AI is putting into common usage previously little-known words. For example, a “deepfake,” per the Merriam-Webster Dictionary, is “an image or recording that has been convincingly altered and manipulated to misrepresent someone as doing or saying something that was not actually done or said.” Another is “prebunking,” which presumably enables people to distinguish when information is ‘mis’ or ‘dis.’

These developments are making a lot of people very nervous. “There are currently no federal rules for campaigns when it comes to using AI generated content in political materials such as ads,” ABC News reported on November 8, 2023. “’All campaigns can use this. So, in that sense, who is setting the rules of the road as the campaigns themselves, as they go?’ asked Russell Wald, the policy director at Stanford University’s Institute for Human Centered AI, [on] ABC News Live.”

Several U.S. states are acting to try to contain AI legally. Early in 2023, the National Conference of State Legislators published information regarding states’ AI regulation efforts and plans. A NCSL website posting, last updated Dec. 7, 2023, said, “… legislation may use different terms such as ‘deepfake’, ‘synthetic media’ or ‘deceptive media’ when referring to AI. These terms all refer to what people commonly think of as AI but may have different implications depending on what term is used and how statute defines it.”

Introducing legislation doesn’t ensure passage. The NCSL’s page said that in Illinois, a bill failed that would have prohibited deepfake videos to influence an election 30 days from Election Day. In Indiana, a bill failed to require a disclosure on “doctored” election-influencing media. Even if laws are passed, there’s no guarantee they’ll survive court challenges, or will even be followed: there are laws against identify theft, but it’s hardly been stopped.
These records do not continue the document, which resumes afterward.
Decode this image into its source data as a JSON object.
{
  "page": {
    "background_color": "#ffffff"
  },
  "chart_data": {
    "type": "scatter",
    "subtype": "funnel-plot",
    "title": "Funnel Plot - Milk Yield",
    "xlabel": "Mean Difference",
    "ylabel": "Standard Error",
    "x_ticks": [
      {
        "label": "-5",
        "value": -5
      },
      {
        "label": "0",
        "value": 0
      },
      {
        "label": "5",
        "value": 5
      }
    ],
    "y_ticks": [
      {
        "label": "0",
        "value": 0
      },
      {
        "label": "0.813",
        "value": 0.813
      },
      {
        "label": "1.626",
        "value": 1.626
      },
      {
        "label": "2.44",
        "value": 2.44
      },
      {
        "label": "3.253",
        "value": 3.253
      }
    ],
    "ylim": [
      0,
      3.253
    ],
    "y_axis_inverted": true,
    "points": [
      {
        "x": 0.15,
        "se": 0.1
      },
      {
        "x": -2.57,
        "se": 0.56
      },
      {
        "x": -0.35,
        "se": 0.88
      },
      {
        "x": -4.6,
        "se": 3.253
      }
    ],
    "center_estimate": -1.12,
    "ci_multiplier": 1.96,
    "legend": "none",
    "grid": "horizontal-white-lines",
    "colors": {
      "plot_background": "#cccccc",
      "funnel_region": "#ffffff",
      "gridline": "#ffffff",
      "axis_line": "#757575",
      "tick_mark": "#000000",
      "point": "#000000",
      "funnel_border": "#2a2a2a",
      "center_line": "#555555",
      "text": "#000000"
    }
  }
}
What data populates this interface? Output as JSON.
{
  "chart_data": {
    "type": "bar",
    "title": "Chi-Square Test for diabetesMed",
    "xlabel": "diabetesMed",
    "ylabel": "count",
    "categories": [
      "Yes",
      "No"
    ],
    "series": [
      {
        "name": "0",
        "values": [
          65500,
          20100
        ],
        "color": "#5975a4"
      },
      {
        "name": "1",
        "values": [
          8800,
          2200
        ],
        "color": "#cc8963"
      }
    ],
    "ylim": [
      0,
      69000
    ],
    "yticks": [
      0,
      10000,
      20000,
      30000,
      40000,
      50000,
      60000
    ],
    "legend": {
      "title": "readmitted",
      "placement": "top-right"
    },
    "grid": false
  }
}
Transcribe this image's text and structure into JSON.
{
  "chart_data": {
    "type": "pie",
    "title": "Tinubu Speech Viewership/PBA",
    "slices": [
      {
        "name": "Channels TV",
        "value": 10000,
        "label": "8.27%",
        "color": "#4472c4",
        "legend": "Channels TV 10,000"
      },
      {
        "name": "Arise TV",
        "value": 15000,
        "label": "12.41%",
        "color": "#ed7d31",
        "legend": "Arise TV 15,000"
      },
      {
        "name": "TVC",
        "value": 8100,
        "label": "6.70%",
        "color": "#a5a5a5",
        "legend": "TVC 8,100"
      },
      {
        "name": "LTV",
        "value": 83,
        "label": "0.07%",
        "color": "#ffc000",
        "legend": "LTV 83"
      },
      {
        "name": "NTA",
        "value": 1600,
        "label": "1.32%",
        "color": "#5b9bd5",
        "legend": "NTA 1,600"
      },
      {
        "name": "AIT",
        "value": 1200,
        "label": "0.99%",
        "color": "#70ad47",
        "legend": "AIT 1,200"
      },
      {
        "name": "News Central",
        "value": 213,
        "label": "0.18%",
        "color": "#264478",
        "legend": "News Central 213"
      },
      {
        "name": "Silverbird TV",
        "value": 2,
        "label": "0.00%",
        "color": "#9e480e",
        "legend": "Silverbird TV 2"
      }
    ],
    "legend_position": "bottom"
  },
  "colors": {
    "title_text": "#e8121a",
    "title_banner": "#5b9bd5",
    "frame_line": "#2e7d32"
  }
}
Restricting AI use may also run headlong into free speech considerations.

AI, like the fictional Terminator (in both its good and evil iterations), is coming to an election near you. This puts new pressure on voters to know if what they’re seeing is true. Whether they do or not, AI doesn’t care. Like the Terminator, AI is here. It doesn’t feel pity, or remorse, or fear, and it absolutely will not stop, ever, as it attempts to influence people’s votes. Artificially.